Monday, September 28, 2020

“Philip found Nathanael and told him, ‘We have found the one Moses wrote about in the Law, and about whom the prophets also wrote—Jesus of Nazareth, the son of Joseph.’  ‘Nazareth! Can anything good come from there?’ Nathanael asked. ‘Come and see,’ said Philip.” —John 1:45-46

These two little verses capture the fascinating scandal of Christian faith. Followers of Jesus believe that God acted decisively to set the world right through a faithful Jewish man living in Roman-occupied Palestine. Not through an army. Not through a president or the Secretary-General of the UN. Not through a caesar. Through one member of an oppressed people on the margins of a great empire.

You can see why people—then and now—find it all a little hard to believe. That being said, for God’s chosen people, the descendants of Abraham, Isaac, and Jacob, this really wasn’t out of the blue. God had told their ancestors that his rescue plan for humanity would play out through the Jews. God’s prophets had told of an anointed one, a messiah, who would be God’s instrument of rescue.

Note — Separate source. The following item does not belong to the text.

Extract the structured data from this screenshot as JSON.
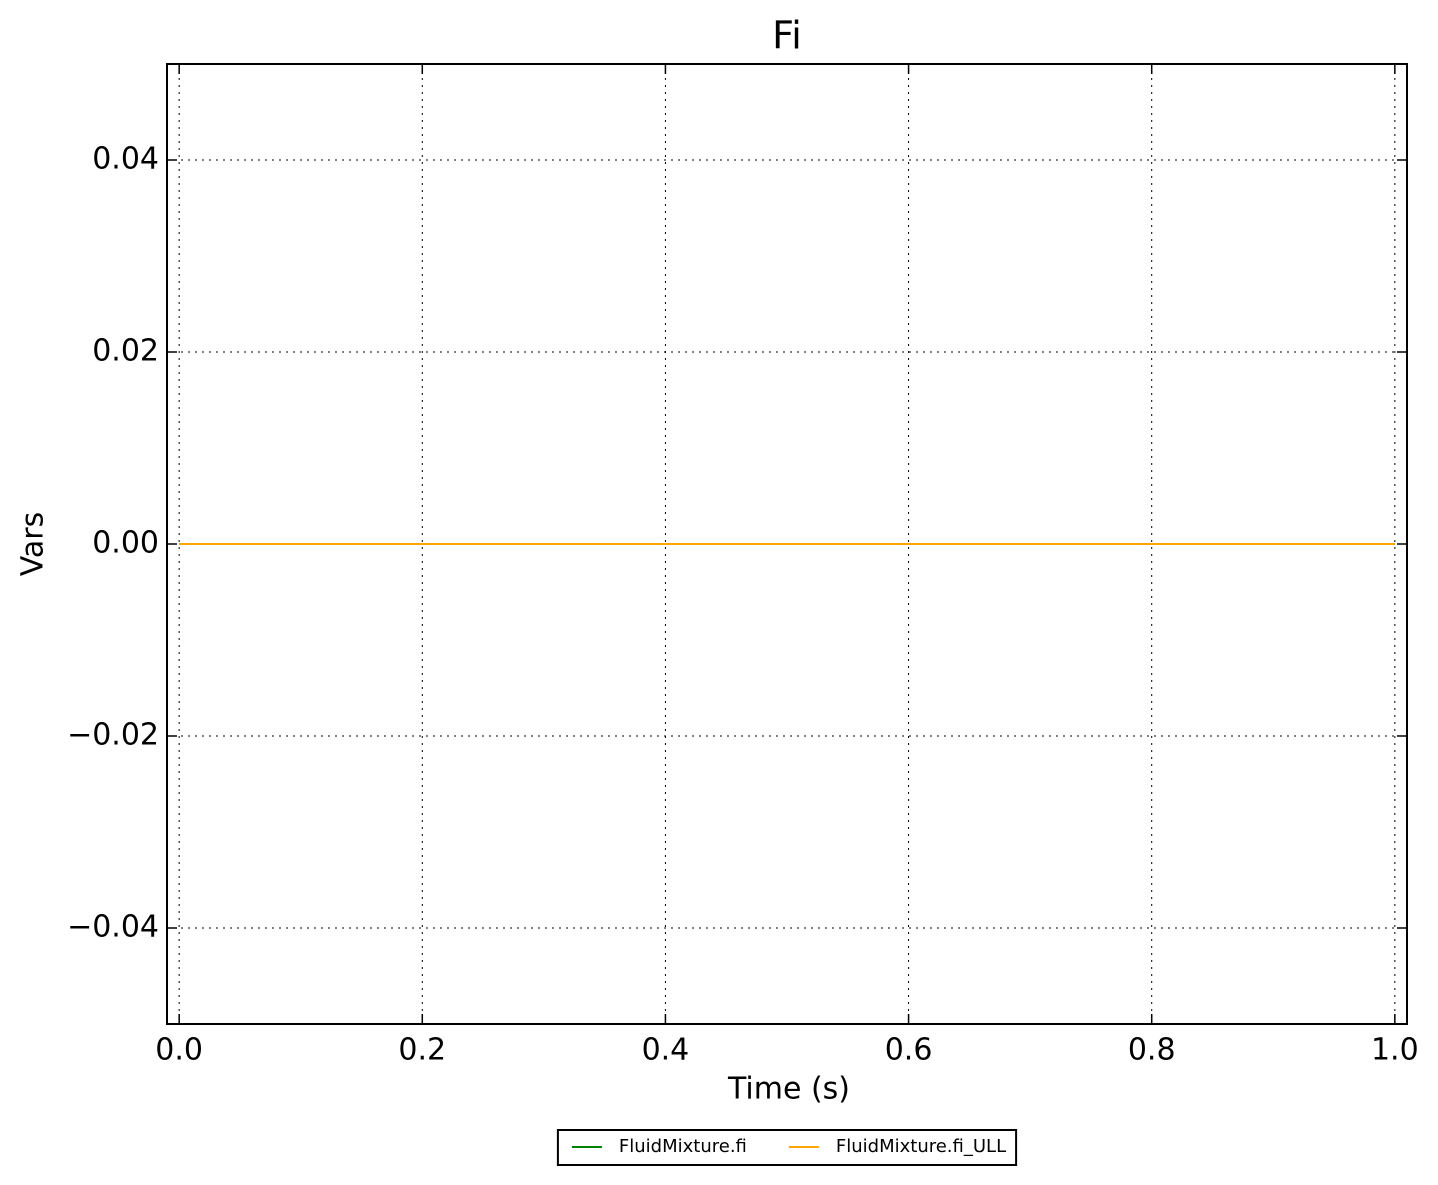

So when Philip came to believe that Jesus was this promised one, it was an enormous deal. His words to Nathanael point to the immensity of the news he’s sharing. This is not “This dude I talked to today at work seemed pretty cool.” This is “The one we’ve been waiting for our whole lives and didn’t know if we’d live to see, the one our people have been waiting for for hundreds and hundreds of years, that guy, yeah, I just met him. He’s here in town.” This is news like finding out you’re pregnant or a scientist found a perfect cure for cancer or we’re going to be able to solve climate change or the Cubs won the World Series—it’s like all of that news, but for everyone, forever, times infinity. (And that’s not beginning to do it justice.)

And what’s Nathanael’s reaction to this cosmos-changing news? He has trouble getting past the idea that Jesus is from Nazareth. It’s not clear exactly where Nathanael’s skepticism about Nazarene origins comes from, but the fact that Jesus is from there is some sort of barrier that must be overcome in Nathanael’s mind.

And how does Philip respond to this skepticism? It’s so simple and profound. “Come and see.” He doesn’t argue with Nathanael’s skepticism or prejudiced view of Nazareth. He trusts that an encounter with Jesus is all Nathanael will need in order to grasp what Philip has grasped.

It was in this one man that God’s plan for Israel was fulfilled. It was in this one man that the promises spoken to and through the prophets were made manifest. It was in one man that people near and far were invited to see and to know God in a new way. It was in one man that God reached down and made all things new, rescued creation, and reconciled sinners like us.

It’s scandalous. It’s hard to believe. And yet, in this man Jesus we have seen the Father’s love for us. Come and see.